Il ruolo del fotografo si è ampliato a dismisura nei nostri tempi di “dittatura dell’immagine” dove le domande nei confronti del fotografo d’arte sono divenute più esigenti spingendolo a ricercare strade sempre nuove per dare quel di più che non sia solo la perfezione tecnica o la bellezza di uno scatto oggi accessibili a tanti grazie alla diffusione della tecnica digitale.
Nel corso della sua lunga carriera da professionista, Paolo Aldi ha attraversato quasi tutti i settori a disposizione di un fotografo, accumulando, grazie anche alla collaborazione della moglie Lia, grande esperta nella stampa tradizionale e digitale, un bagaglio di conoscenze tecniche, culturali ed estetiche uniche. Egli ha via via indirizzato i suoi interessi verso una creatività svincolata dai limiti imposti dalle esigenze del mercato e caratterizzata dalla massima sperimentazione. Raffinato cultore sia della storia che della tecnologia fotografiche, si è cimentato in una ricerca a 360 gradi sempre più approfondita, ad esempio trattando le stampe con l’encausto in una contaminazione tra antico e moderno alla riscoperta di una profondità e luminosità dell’immagine ormai dimenticate.

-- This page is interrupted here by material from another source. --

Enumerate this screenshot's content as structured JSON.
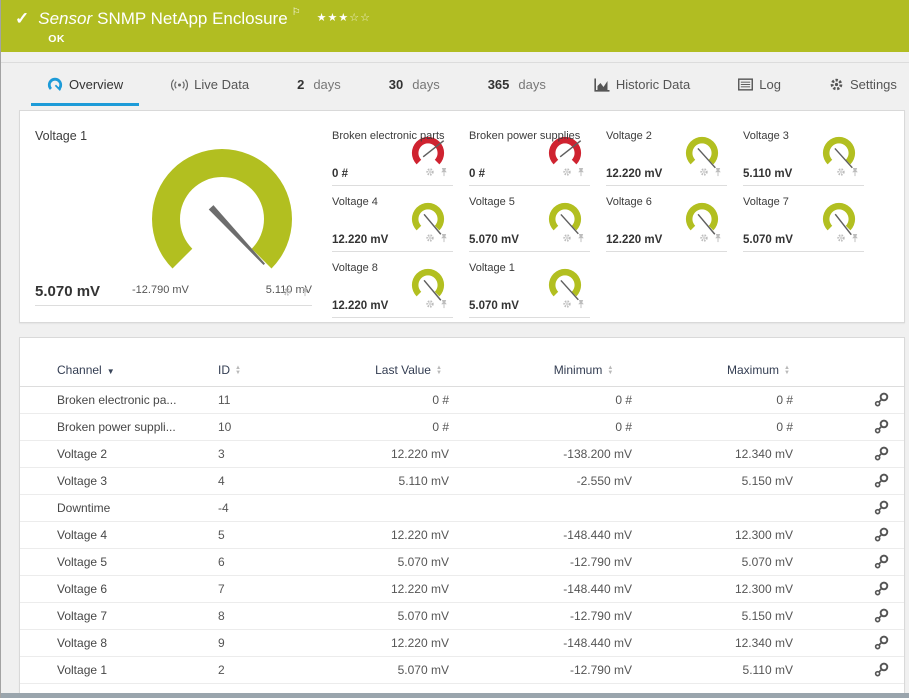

Questa sua passione per la storia, sia della fotografia sia tout court, si ritrova nelle molte serie prodotte nel corso degli anni, ognuna con una propria motivazione concettuale e fondate oltre che sull’esito formale finale, sull’ideazione di temi e metodologie dotate di una propria autonomia culturale o sociale. Come appunto il grande ciclo “Bellum” che affronta e documenta analiticamente gli sconvolgimenti psicologici, fisici e somatici di un’umanità sottoposta a una violenza priva di senso. Oppure cercando di riprodurre con la fotografia la sensazione di un dinamismo cinematografico attraverso la visione alterata e sfocata delle figure che si muovono nello spazio. Paolo, della fotografia ama tutto, non si accontenta della bella immagine, vuole tornare alle origini per afferrare il senso e il valore dirompente della “scatola magica”, ripercorrendo e reinventando con l’occhio moderno i grandi generi classici magari coniugandoli o contaminandoli con tante altre discipline artistiche o umanistiche. In fondo, un ritorno agli albori della fotografia quando, durante lo sviluppo, in un’atmosfera di grande suspence, come per magia nell’acido appariva l’immagine.